Arnaque ciblant les clients de Bouygues Telecom : les criminels à l'œuvre.

Arnaque ciblant les clients de Bouygues Telecom : les criminels à l’œuvre.

19.08.2026 11:16
2 min de lecture

Un an après la vaste cyberattaque qui a touché Bouygues Telecom et exposé les données personnelles de 6,4 millions d’abonnés, les informations dérobées réapparaissent maintenant sous la forme d’une nouvelle fraude au phishing. Le 14 août 2026, de nombreux utilisateurs ont reçu un courriel simulant un prélèvement de 69,90 euros émanant de Classplus Pro, comportant leurs véritables coordonnées bancaires. Cette réutilisation des données volées souligne une réalité troublante : les répercussions d’une fuite de données continuent de se manifester bien après l’événement initial, rapporte TopTribune.

Transformation des données volées en outil de tromperie

En août 2025, Bouygues Telecom était la cible d’une des attaques informatiques les plus significatives en France. Des hackers ont réussi à accéder à des données sensibles, incluant noms, prénoms, adresses électroniques ainsi que les IBAN et BIC de millions de clients. L’opérateur a rapidement informé la CNIL et déposé une plainte. Cependant, un an plus tard, ces informations continuent d’alimenter des actions criminelles.

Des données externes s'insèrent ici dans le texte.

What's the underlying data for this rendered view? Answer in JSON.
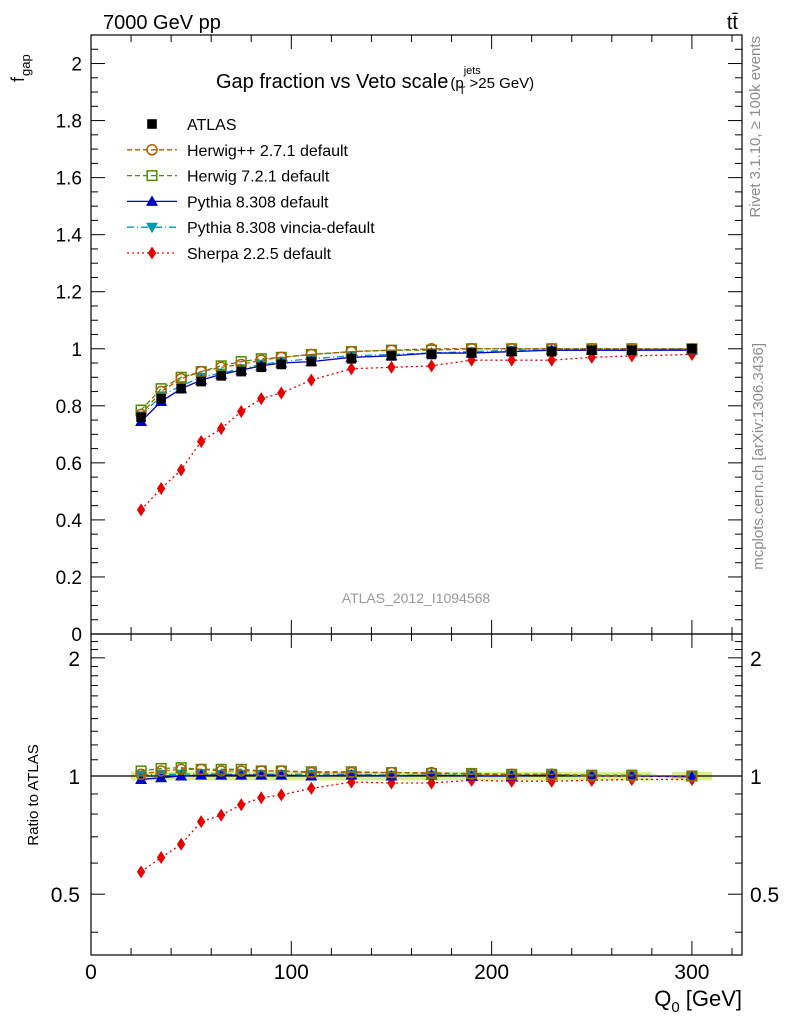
{
  "header": {
    "left": "7000 GeV pp",
    "right": "tt̄"
  },
  "side_labels": {
    "rivet": "Rivet 3.1.10, ≥ 100k events",
    "mcplots": "mcplots.cern.ch [arXiv:1306.3436]"
  },
  "watermark": "ATLAS_2012_I1094568",
  "colors": {
    "atlas": "#000000",
    "herwigpp": "#b35900",
    "herwig7": "#4d8c00",
    "pythia": "#0000cc",
    "vincia": "#0099b3",
    "sherpa": "#e60000",
    "band": "#d8f08c"
  },
  "chart_data": [
    {
      "type": "line",
      "title": "Gap fraction vs Veto scale",
      "title_suffix": {
        "open": "(p",
        "sup": "jets",
        "sub": "T",
        "close": ">25 GeV)"
      },
      "ylabel": "f",
      "ylabel_sub": "gap",
      "xlim": [
        0,
        325
      ],
      "ylim": [
        0,
        2.1
      ],
      "yticks": [
        "0",
        "0.2",
        "0.4",
        "0.6",
        "0.8",
        "1",
        "1.2",
        "1.4",
        "1.6",
        "1.8",
        "2"
      ],
      "x": [
        25,
        35,
        45,
        55,
        65,
        75,
        85,
        95,
        110,
        130,
        150,
        170,
        190,
        210,
        230,
        250,
        270,
        300
      ],
      "legend_position": "top-left",
      "series": [
        {
          "name": "ATLAS",
          "key": "atlas",
          "marker": "square-filled",
          "line": "none",
          "values": [
            0.76,
            0.825,
            0.86,
            0.885,
            0.905,
            0.92,
            0.935,
            0.945,
            0.955,
            0.965,
            0.975,
            0.98,
            0.985,
            0.99,
            0.99,
            0.995,
            0.995,
            1.0
          ]
        },
        {
          "name": "Herwig++ 2.7.1 default",
          "key": "herwigpp",
          "marker": "circle-open",
          "line": "dashed",
          "values": [
            0.77,
            0.85,
            0.895,
            0.92,
            0.935,
            0.945,
            0.96,
            0.97,
            0.98,
            0.99,
            0.995,
            1.0,
            1.0,
            1.0,
            1.0,
            1.0,
            1.0,
            1.0
          ]
        },
        {
          "name": "Herwig 7.2.1 default",
          "key": "herwig7",
          "marker": "square-open",
          "line": "dashed",
          "values": [
            0.785,
            0.86,
            0.9,
            0.92,
            0.94,
            0.955,
            0.965,
            0.97,
            0.98,
            0.99,
            0.995,
            0.995,
            1.0,
            1.0,
            1.0,
            1.0,
            1.0,
            1.0
          ]
        },
        {
          "name": "Pythia 8.308 default",
          "key": "pythia",
          "marker": "triangle-up",
          "line": "solid",
          "values": [
            0.745,
            0.815,
            0.86,
            0.89,
            0.91,
            0.925,
            0.94,
            0.95,
            0.955,
            0.97,
            0.975,
            0.985,
            0.985,
            0.99,
            0.995,
            0.995,
            0.995,
            0.995
          ]
        },
        {
          "name": "Pythia 8.308 vincia-default",
          "key": "vincia",
          "marker": "triangle-down",
          "line": "dashdot",
          "values": [
            0.765,
            0.835,
            0.87,
            0.9,
            0.915,
            0.93,
            0.945,
            0.955,
            0.965,
            0.975,
            0.98,
            0.985,
            0.99,
            0.995,
            0.995,
            0.995,
            0.995,
            1.0
          ]
        },
        {
          "name": "Sherpa 2.2.5 default",
          "key": "sherpa",
          "marker": "diamond",
          "line": "dotted",
          "values": [
            0.435,
            0.51,
            0.575,
            0.675,
            0.72,
            0.78,
            0.825,
            0.845,
            0.89,
            0.93,
            0.935,
            0.94,
            0.96,
            0.96,
            0.96,
            0.97,
            0.975,
            0.98
          ]
        }
      ]
    },
    {
      "type": "line",
      "ylabel": "Ratio to ATLAS",
      "xlabel": "Q",
      "xlabel_sub": "0",
      "xlabel_unit": "[GeV]",
      "xlim": [
        0,
        325
      ],
      "xticks": [
        "0",
        "100",
        "200",
        "300"
      ],
      "ylim": [
        0.35,
        2.3
      ],
      "yticks": [
        "0.5",
        "1",
        "2"
      ],
      "series": [
        {
          "key": "atlas",
          "values": [
            1,
            1,
            1,
            1,
            1,
            1,
            1,
            1,
            1,
            1,
            1,
            1,
            1,
            1,
            1,
            1,
            1,
            1
          ]
        },
        {
          "key": "herwigpp",
          "values": [
            1.01,
            1.03,
            1.04,
            1.04,
            1.03,
            1.03,
            1.03,
            1.03,
            1.02,
            1.02,
            1.02,
            1.02,
            1.01,
            1.01,
            1.01,
            1.0,
            1.0,
            1.0
          ]
        },
        {
          "key": "herwig7",
          "values": [
            1.03,
            1.045,
            1.05,
            1.04,
            1.04,
            1.04,
            1.03,
            1.03,
            1.025,
            1.025,
            1.02,
            1.015,
            1.015,
            1.01,
            1.01,
            1.005,
            1.005,
            1.0
          ]
        },
        {
          "key": "pythia",
          "values": [
            0.98,
            0.99,
            1.0,
            1.005,
            1.005,
            1.005,
            1.005,
            1.005,
            1.0,
            1.005,
            1.0,
            1.005,
            1.0,
            1.0,
            1.005,
            1.0,
            1.0,
            0.995
          ]
        },
        {
          "key": "vincia",
          "values": [
            1.005,
            1.01,
            1.01,
            1.015,
            1.01,
            1.01,
            1.01,
            1.01,
            1.01,
            1.01,
            1.005,
            1.005,
            1.005,
            1.005,
            1.005,
            1.0,
            1.0,
            1.0
          ]
        },
        {
          "key": "sherpa",
          "values": [
            0.57,
            0.62,
            0.67,
            0.765,
            0.795,
            0.845,
            0.88,
            0.895,
            0.93,
            0.965,
            0.96,
            0.96,
            0.975,
            0.97,
            0.97,
            0.975,
            0.98,
            0.98
          ]
        }
      ]
    }
  ]
}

Les premières traces de l’exploitation de ces données ont émergé en juin 2026 avec l’envoi de faux documents associés à Amazon Prime. En juillet 2026, une seconde vague ciblant les mêmes clients a vu des courriels sur un abonnement à Cellcast Vidéos. Puis, le 14 août 2026, une nouvelle campagne, cette fois-ci liée à Classplus, a été lancée. Tous ces courriels annoncent le même montant de 69,90 euros et exploitent les fichiers volés d’un an auparavant.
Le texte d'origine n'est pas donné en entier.